Cefalea a grappolo


Che cos’è la cefalea a grappolo?

La cefalea a grappolo è una cefalea primaria, caratterizzata dalla comparsa di un dolore violento, nella zona orbitaria, sovra-orbitaria e/o temporale, monolaterale, che dura dai 15 ai 180 minuti.

Gli attacchi cefalici si presentano in periodi attivi, detti grappoli, che si protraggono per settimane o mesi e che si alternano a fasi di remissione, che possono durare mesi o anni.

Nel periodo attivo, un paziente può avere un attacco ogni due giorni, ma anche fino a otto attacchi nella stessa giornata.

Si parla di cefalea a grappolo cronica quando gli attacchi si presentano per oltre un anno con periodi di remissione della durata inferiore a trenta giorni.

Quali sono le cause della cefalea a grappolo? 

Non sono note le cause all’origine di questo disturbo, ma sembra giochi un ruolo il malfunzionamento dell’ipotalamo.

Quali sono i sintomi della cefalea a grappolo?

La cefalea a grappolo si caratterizza per attacchi di mal di testa violento, collocati nella sede orbitaria, sovra-orbitaria e/o temporale, e unilaterali.

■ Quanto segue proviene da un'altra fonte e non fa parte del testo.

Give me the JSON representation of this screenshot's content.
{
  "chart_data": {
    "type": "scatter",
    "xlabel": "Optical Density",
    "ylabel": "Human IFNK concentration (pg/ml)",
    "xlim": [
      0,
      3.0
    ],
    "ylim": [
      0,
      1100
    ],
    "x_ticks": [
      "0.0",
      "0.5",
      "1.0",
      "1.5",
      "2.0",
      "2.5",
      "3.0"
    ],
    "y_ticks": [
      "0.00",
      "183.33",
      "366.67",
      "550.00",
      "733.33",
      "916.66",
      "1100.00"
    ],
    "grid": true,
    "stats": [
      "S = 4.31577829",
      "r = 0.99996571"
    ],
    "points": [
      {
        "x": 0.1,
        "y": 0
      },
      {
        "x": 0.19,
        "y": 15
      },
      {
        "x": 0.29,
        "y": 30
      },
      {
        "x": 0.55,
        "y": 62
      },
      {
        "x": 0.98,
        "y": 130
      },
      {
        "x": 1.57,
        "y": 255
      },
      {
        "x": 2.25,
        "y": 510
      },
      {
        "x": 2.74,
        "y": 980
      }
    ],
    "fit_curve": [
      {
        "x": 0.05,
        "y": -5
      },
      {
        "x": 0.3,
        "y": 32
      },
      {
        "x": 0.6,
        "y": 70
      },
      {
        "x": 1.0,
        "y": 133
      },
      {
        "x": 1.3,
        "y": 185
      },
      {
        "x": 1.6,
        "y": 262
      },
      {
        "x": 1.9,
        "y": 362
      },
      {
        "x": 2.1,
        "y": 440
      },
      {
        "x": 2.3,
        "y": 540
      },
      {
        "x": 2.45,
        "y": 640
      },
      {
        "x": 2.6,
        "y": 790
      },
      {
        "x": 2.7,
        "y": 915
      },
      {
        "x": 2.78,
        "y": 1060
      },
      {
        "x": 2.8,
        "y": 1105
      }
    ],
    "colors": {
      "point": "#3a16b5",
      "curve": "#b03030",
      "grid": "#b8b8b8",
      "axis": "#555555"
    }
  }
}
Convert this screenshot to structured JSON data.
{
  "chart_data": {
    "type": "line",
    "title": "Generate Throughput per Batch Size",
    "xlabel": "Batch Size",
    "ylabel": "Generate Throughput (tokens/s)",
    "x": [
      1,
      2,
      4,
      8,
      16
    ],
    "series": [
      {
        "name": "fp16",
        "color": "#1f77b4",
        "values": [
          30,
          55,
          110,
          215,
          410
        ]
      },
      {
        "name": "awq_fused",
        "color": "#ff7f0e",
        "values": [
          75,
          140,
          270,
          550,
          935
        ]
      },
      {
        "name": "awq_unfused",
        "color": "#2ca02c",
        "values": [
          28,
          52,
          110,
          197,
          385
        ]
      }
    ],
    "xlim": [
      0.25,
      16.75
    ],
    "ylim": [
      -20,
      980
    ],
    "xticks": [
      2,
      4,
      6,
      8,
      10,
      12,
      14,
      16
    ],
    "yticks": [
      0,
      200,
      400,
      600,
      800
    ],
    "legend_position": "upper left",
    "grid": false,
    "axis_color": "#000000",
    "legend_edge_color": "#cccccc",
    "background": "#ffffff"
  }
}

In genere è presente anche almeno uno dei seguenti sintomi:

  • iniezione congiuntivale e/o lacrimazione
  • congestione nasale e/o rinorrea
  • edema palpebrale
  • sudorazione facciale e frontale
  • arrossamento facciale e frontale
  • sensazione di orecchio pieno
  • miosi e/o ptosi.

Il paziente inoltre è irrequieto, agitato e non riesce a stare fermo.

Come si effettua la diagnosi?

La diagnosi viene in genere effettuata da uno specialista neurologo, a partire dai sintomi riferiti dal paziente.